BET Theory - Derivation

Derivation

Similar to the derivation of Langmuir theory, but by considering multilayered gas molecule adsorption, where it is not required for a layer to be completed before an upper layer formation starts. Furthermore, the authors made five assumptions:

1. Adsorptions occur only on well-defined sites of the sample surface (one per molecule)

2. The only considered molecular interaction is the following one: a molecule can act as a single adsorption site for a molecule of the upper layer.

3. The uppermost molecule layer is in equilibrium with the gas phase, i.e. similar molecule adsorption and desorption rates.

4. The desorption is a kinetically-limited process, i.e. a heat of adsorption must be provided:

4.1. these phenomenon are homogeneous, i.e. same heat of adsorption for a given molecule layer.

4.2. it is E₁ for the first layer, i.e. the heat of adsorption at the solid sample surface

4.3. the other layers are assumed similar and can be represented as condensed species, i.e. liquid state. Hence, the heat of adsorption is E_L is equal to the heat of liquefaction.

5. At the saturation pressure, the molecule layer number tends to infinity (i.e. equivalent to the sample being surrounded by a liquid phase)

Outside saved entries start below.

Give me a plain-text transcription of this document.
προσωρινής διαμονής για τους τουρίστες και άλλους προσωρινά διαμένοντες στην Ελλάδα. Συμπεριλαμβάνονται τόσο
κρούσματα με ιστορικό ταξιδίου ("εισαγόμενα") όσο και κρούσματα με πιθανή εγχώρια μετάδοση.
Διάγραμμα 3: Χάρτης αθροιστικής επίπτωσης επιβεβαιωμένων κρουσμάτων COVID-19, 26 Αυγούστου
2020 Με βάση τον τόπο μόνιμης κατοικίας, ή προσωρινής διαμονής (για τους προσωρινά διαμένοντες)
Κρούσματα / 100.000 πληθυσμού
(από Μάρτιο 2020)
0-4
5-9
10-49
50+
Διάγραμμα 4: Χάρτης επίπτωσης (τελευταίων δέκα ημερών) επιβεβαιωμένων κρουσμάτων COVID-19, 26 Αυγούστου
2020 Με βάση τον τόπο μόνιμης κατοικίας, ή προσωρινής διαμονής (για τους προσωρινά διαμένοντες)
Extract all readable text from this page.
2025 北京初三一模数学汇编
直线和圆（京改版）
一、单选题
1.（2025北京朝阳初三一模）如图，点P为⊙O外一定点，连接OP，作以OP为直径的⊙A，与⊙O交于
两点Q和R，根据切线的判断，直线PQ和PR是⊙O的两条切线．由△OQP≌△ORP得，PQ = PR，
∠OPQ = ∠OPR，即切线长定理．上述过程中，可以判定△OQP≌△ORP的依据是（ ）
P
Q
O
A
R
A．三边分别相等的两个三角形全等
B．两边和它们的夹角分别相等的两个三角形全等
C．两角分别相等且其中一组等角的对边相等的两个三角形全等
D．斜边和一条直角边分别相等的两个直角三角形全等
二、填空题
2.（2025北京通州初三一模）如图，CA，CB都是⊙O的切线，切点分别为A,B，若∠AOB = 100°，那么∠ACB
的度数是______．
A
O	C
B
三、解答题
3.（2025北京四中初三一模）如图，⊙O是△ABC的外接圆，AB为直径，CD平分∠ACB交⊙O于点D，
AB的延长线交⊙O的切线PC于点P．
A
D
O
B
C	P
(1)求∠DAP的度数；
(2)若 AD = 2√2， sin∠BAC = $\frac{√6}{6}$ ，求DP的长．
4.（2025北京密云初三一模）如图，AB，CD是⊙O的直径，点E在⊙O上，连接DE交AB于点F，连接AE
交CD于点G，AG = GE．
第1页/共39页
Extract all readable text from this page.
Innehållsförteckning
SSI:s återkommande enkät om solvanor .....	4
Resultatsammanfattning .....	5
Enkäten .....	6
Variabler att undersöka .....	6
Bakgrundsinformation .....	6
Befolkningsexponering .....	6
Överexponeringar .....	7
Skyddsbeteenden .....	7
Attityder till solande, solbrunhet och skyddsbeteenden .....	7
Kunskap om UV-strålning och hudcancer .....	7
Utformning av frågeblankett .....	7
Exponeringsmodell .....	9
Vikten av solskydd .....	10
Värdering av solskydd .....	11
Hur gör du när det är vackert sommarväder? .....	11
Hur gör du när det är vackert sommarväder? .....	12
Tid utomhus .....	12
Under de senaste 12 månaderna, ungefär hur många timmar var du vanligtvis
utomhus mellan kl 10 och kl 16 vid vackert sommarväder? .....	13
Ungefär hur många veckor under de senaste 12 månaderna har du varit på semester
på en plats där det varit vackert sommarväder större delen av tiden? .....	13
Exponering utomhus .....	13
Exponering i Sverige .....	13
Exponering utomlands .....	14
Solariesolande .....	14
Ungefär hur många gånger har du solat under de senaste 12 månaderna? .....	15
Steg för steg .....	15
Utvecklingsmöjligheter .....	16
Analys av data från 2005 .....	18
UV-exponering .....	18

Let us consider a given amount of solid sample in a controlled atmosphere. Let θ_i be the fractional coverage of the sample surface covered by a number i of successive molecule layers. Let us assume that the adsorption rate R_ads,i-1 for molecules on a layer (i-1) (i.e. formation of a layer i) is proportional to both its fractional surface θ_i-1 and to the pressure P; and that the desorption rate R_des,i on a layer i is also proportional to its fractional surface θ_i:

R_ads,i-1 = k_i*P*θ_i-1 (1)

R_des,i = k_-i*θ_i (2)

Where k_i and k_-i are the kinetic constants (depending on the temperature) for the adsorption on the layer (i-1) and desorption on layer i, respectively. For the adsorptions, these constant are assumed similar whatever the surface. Assuming a Arrhenius law for desorption, the related constants can be expressed as :

k_-i = exp(-E_i/RT)

Where E_i is the heat of adsorption, equals to E₁ at the sample surface and to E_L otherwise.